- Artist: Otto Dix
- Year: 1926
- Medium: Tempera and oil on panel
- Dimensions: 80 cm × 100 cm (31 in × 39 in)
- Location: Thyssen-Bornemisza Museum, Madrid;

= Hugo Erfurth with Dog =

1926 painting by Otto Dix

Hugo Erfurth with Dog is a painting in tempera and oil on panel executed by the German painter Otto Dix in 1926. It depicts his personal friend, the photographer Hugo Erfurth, who also would take several pictures of the artist. The portrait is part of the collection of the Thyssen-Bornemisza Museum, in Madrid.

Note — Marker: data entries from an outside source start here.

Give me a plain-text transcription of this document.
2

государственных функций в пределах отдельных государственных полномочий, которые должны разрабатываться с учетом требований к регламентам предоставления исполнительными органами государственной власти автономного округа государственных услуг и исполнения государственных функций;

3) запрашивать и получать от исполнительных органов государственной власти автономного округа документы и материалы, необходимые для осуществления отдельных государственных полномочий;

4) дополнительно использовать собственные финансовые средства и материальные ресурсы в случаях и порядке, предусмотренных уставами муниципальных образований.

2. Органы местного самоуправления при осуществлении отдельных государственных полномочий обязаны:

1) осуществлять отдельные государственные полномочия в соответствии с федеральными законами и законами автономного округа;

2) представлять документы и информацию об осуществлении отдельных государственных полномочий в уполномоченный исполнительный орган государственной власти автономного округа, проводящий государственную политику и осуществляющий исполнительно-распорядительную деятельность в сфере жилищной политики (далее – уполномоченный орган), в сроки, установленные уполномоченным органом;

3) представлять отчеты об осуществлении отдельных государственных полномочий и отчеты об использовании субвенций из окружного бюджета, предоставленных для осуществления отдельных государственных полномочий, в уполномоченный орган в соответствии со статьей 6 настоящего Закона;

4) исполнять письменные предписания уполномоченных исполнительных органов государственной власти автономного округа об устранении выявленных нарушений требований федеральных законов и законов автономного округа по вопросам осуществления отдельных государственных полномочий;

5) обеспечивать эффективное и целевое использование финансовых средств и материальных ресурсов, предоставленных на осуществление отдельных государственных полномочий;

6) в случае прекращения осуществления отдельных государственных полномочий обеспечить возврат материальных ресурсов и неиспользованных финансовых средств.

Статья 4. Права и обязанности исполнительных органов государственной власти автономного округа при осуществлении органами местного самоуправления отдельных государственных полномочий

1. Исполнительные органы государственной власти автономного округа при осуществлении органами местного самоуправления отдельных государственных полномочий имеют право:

==Description and analysis==
This painting shows the influence of German Renaissance masters such as Lucas Cranach the Elder and Hans Baldung Grien, as Dix had adopted the painstaking technique of tempera and oil on panel, rather than on canvas. He had a particular interest by portraiture, since it had a major tradition in German painting.

The current portrait was made after Dix's return from Berlin to Dresden, where he was nominated teacher at the Staatliche Akademie der Bildenden Künste, in 1926. He had already executed a portrait of Hugo Erfurth the previous year. This time Dix chose to present his friend in a depiction heavily influenced by the German tradition, but still with a very contemporary touch. Erfurth is presented at half length, dressed in the fashionable clothing he preferred, seen in profile, looking to his left, and with his large German Shepherd dog, Ajax, in front of him. The dog appears also in profile, looking to his front, with pointed ears, and his mouth open with a large protruding tongue. Behind them, there is a heavy brown curtain and a vivid blue background to their left.

The portrait represents a more realistic style than other depictions by Dix of figures from the Weimar Republic era, such as the Portrait of the Journalist Sylvia von Harden from the same year.